Una recente sentenza statunitense ha condannato un’azienda italiana al pagamento di somme, a titolo di “danni punitivi“, per un ammontare di gran lunga superiore alla somma liquidata a titolo di risarcimento del danno.
I danni punitivi (punitive demages) nascono nel sistema giudiziario di common law (sistema in cui -com’è noto- non è netta la distinzione tra diritto civile e diritto penale), mentre sono sconosciuti al sistema romanistico di civil law.
La giurisprudenza statunitense individua in particolare nei punitive demages una doppia ragione giustificatrice:
1) impedirebbero la ripetizione del comportamento lesivo;
2) adempirebbero ad una funzione retributiva rispetto alla condotta antisociale attuata dall’offensore.
La delibazione della sentenza di condanna per danni punitivi, emessa negli U.S.A. nei confronti del soggetto giuridico italiano, non è tuttavia possibile.
La legge n. 218 del 1995 (“Riforma del sistema italiano di diritto internazionale privato”), prevede, infatti, come ultima condizione per il riconoscimento in Italia di una sentenza straniera, che “le disposizioni di quest’ultima non producano effetti contrari all’ordine pubblico“.
Nel nostro ordinamento, l’idea di punizione o di sanzione rimane estranea alle teoriche in tema di risarcimento del danno, e dunque estranea all’ambito civile, così come risulta di base indifferente la condotta in sé del danneggiante.
La nostra Cassazione (sezione III, sentenza 19.1.2007 n.1183), nel dare atto che “i danni punitivi pongono in atto una mera risposta punitiva verso il responsabile di una lesione di un diritto“, ha dunque escluso la possibilità di delibare la sentenza straniera contenente statuizioni sui punitive demages, in quanto contrastante con l’ordinamento interno, che esclude la risarcibilità del danno in misura “maggiore” rispetto al pregiudizio subito.
Attendiamo ora una pronuncia della Cassazione civile sul nuovo (tanto discusso!) comma III dell’art. 96 c.p.c., ma nel frattempo la Cassazione penale, sentenza n. 5300 del 2011, ci offre “una prima lettura interpretativa“, seppure per grandi linee, dell’istituto (in chiave sanzionatoria), richiamando, con chiaro monito, “l’attenzione, comprensione e diligenza del giudice’’.
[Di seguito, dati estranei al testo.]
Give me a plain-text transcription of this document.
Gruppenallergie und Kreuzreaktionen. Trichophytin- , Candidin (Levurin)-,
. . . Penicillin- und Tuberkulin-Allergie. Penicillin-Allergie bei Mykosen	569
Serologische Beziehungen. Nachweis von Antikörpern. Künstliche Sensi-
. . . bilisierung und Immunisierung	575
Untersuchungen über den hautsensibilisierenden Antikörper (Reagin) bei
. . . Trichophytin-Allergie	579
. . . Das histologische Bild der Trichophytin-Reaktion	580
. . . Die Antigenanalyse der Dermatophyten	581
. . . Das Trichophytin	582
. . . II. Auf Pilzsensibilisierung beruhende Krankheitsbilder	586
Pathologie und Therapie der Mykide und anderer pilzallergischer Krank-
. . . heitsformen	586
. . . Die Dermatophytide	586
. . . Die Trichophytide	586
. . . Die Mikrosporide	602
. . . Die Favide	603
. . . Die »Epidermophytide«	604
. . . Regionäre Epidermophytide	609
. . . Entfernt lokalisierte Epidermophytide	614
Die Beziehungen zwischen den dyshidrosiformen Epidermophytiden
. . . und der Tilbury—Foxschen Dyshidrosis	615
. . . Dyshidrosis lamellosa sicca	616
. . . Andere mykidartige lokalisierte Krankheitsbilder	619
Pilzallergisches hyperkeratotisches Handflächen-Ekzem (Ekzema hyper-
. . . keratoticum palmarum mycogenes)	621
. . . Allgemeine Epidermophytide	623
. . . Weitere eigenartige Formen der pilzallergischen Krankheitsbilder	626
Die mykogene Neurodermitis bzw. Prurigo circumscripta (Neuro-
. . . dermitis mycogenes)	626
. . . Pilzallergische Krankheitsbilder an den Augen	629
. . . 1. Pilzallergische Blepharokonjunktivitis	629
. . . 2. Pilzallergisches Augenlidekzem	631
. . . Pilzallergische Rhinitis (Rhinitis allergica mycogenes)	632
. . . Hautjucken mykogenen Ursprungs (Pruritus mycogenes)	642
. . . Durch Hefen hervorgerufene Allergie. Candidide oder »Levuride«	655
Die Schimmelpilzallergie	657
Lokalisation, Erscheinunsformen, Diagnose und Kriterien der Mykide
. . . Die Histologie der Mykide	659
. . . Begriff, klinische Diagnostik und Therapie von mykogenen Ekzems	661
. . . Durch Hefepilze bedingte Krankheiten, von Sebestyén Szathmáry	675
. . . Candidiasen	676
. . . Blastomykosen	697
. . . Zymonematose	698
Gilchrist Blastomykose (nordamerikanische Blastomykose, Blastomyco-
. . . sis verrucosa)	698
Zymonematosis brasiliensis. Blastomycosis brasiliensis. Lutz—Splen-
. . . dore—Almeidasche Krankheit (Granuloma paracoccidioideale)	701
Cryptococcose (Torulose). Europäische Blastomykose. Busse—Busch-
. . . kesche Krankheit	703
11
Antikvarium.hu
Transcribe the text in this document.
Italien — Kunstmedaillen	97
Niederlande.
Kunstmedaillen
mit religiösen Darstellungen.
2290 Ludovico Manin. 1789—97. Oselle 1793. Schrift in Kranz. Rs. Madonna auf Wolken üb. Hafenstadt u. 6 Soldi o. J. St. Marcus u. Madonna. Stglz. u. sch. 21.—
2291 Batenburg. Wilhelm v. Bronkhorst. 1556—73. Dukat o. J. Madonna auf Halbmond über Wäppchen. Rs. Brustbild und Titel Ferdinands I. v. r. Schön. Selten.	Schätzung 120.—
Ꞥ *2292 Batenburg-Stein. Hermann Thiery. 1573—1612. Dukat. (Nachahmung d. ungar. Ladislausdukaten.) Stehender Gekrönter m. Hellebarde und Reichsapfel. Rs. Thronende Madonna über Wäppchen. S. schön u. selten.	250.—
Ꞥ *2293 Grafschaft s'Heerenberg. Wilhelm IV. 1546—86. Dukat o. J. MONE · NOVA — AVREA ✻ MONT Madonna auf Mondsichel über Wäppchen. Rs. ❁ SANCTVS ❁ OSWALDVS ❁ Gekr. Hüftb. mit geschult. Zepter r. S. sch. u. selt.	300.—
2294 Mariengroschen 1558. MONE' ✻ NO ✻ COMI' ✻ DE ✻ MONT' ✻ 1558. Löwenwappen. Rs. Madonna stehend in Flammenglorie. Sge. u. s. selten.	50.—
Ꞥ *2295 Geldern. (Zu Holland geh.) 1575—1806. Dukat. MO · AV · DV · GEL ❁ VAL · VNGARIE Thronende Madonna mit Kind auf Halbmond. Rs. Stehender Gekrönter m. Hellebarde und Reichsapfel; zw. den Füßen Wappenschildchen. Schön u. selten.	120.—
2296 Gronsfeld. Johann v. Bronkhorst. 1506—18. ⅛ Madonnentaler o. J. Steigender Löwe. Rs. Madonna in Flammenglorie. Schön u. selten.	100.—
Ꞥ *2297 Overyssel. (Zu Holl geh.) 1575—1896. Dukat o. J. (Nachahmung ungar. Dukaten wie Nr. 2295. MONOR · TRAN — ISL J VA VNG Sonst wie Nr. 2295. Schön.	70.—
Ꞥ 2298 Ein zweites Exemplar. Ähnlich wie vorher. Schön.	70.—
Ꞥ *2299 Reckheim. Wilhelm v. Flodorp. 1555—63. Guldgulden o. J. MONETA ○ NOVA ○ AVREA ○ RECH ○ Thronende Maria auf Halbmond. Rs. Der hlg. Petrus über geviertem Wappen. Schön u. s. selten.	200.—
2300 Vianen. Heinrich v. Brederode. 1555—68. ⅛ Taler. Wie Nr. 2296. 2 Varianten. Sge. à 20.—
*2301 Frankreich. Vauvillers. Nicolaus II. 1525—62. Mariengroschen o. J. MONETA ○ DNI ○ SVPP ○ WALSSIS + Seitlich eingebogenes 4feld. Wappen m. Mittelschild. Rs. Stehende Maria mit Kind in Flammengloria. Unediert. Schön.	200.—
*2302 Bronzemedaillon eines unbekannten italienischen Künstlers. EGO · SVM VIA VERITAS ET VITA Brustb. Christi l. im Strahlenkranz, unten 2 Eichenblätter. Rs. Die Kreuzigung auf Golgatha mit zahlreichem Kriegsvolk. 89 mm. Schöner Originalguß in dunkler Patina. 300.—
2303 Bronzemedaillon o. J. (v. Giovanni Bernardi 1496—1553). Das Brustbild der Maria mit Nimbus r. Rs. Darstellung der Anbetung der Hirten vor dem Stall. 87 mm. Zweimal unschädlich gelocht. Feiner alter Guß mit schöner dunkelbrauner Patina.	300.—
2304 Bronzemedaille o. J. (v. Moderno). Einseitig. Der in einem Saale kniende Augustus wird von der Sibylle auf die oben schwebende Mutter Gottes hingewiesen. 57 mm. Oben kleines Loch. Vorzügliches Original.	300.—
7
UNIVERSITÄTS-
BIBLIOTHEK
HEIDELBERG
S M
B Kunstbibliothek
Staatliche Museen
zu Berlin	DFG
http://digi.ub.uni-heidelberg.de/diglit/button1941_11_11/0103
E la costante giurisprudenza di merito giunge a qualificare il nuovo danno punitivo, ex art. 96 comma 3 c.p.c., in termini di “sanzione di natura pubblicistica“: perché mirerebbe a punire il comportamento processuale della parte che violi il principio costituzionale della “durata del processo” (incidendo non solo sulla durata del singolo processo ma anche su tutti gli altri procedimenti “a catena”).
Nel nostro ordinamento, dunque, mancando in realtà una definizione precisa di abuso del processo come proiezione dell’abuso del diritto, l’art. 96 comma 3 c.p.c. configurerebbe non tanto una misura risarcitoria, quanto una misura pubblicistica-sanzionatoria ‘’per mero abuso del processo’’.